In fact this is a well-studied statistical problem, known since WW2 as the German Tank Problem. For these purposes you can get away with the simple unbiased estimator for the maximum value in an unknown sequence, N̂ ≈ m + m/k - 1, where m is the highest number seen in the sequence, and k is the number of samples. So e.g. if a given boxel has 5 systems in the database, and the highest number is 20, then you can estimate that there are about (20 + 20/5 - 1) = 23 systems in that boxel.It's not perfect of course, since there's no way to estimate how many more stars may have numbering higher than those that are known. But I figure that will mostly average out, and I just need a ballpark estimate of how thoroughly explored each area is.
Of course the estimate is fairly meaningless if you have only one or two systems seen (the linked article talks about confidence intervals, which get quite large for very small k), but the nice thing about it being an unbiased estimate is that the errors really will wash out when averaged over a bunch of sparsely sampled boxels.
Even so, I can already say that the saturation map you're producing feels generally correct. At least the places I've been that are red were places where it felt like there were very few untagged systems - e.g. when I was there after DW2 I was surprised at how thoroughly the far western Abyss was already explored.

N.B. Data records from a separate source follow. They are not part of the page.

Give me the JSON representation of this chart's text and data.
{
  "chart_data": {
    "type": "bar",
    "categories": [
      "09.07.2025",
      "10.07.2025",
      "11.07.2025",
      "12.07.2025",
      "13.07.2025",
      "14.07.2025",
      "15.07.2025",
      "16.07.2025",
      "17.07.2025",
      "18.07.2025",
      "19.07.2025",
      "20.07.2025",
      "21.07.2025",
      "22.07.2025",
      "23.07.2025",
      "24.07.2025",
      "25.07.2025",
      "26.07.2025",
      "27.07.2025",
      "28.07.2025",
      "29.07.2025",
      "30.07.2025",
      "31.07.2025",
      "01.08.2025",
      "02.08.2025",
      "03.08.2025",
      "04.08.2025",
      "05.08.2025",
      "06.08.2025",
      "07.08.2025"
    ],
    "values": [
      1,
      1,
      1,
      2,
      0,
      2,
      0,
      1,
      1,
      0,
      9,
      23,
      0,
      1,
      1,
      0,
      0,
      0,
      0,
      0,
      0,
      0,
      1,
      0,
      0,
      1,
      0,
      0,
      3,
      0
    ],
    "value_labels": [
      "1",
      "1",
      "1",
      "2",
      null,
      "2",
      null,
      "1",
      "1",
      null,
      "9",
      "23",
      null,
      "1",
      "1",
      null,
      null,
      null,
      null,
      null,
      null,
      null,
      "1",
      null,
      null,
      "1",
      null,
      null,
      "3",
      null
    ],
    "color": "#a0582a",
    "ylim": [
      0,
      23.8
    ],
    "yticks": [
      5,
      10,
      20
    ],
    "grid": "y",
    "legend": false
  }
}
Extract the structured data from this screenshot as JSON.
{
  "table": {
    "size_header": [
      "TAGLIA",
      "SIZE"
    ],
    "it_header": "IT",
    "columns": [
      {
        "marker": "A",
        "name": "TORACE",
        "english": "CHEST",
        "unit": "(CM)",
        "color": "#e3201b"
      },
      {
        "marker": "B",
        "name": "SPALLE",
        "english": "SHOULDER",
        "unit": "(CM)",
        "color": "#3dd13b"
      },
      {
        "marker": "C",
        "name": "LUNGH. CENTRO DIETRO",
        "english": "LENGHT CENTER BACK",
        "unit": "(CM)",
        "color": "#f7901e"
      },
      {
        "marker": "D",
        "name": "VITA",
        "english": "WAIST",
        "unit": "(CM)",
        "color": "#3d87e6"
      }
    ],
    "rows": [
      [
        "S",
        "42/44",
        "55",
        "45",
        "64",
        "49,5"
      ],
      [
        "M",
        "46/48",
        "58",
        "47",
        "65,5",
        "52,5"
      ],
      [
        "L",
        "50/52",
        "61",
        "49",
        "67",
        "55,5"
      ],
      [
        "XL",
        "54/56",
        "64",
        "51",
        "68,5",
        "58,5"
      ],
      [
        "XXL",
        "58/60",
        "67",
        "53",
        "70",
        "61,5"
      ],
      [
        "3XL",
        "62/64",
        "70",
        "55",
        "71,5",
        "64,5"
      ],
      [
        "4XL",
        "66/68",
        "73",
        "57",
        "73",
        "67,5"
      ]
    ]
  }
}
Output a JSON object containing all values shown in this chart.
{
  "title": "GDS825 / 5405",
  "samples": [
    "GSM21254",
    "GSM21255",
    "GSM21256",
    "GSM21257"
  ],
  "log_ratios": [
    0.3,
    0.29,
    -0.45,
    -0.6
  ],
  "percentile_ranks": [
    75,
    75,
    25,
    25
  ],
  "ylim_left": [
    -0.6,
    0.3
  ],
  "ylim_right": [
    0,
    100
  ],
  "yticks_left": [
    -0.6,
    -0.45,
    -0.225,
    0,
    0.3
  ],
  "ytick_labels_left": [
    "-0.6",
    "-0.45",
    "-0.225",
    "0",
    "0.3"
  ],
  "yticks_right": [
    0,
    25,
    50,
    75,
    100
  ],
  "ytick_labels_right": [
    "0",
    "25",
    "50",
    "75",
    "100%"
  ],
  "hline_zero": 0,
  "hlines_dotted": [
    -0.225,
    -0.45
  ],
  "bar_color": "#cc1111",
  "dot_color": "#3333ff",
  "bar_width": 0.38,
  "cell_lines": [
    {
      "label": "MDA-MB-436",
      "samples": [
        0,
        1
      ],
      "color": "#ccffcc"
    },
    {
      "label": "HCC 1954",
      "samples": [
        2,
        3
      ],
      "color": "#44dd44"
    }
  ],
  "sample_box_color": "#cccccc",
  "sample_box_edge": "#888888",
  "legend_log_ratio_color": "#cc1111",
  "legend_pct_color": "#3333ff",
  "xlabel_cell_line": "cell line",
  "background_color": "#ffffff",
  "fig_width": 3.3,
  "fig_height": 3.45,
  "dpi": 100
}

Agreed, it's extra headache for no gain to even try the calculation in the Bubble. It's a royal jumble of hand-placed systems and sectors, and it's all fully tagged anyway. I'd probably not bother doing the computation within 500 ly of Sol, and then kick in a gradient that falls to zero at about 1000 ly. That would keep the vast majority of the weird boundary issues and non-procgen systems safely out of consideration.Instead maybe I should assume exploration is 100% at Sol, and average in a gradient from there, fading out to zero effect at around 600 ly or so. Everything within 500ly seems pretty reliably tagged these days.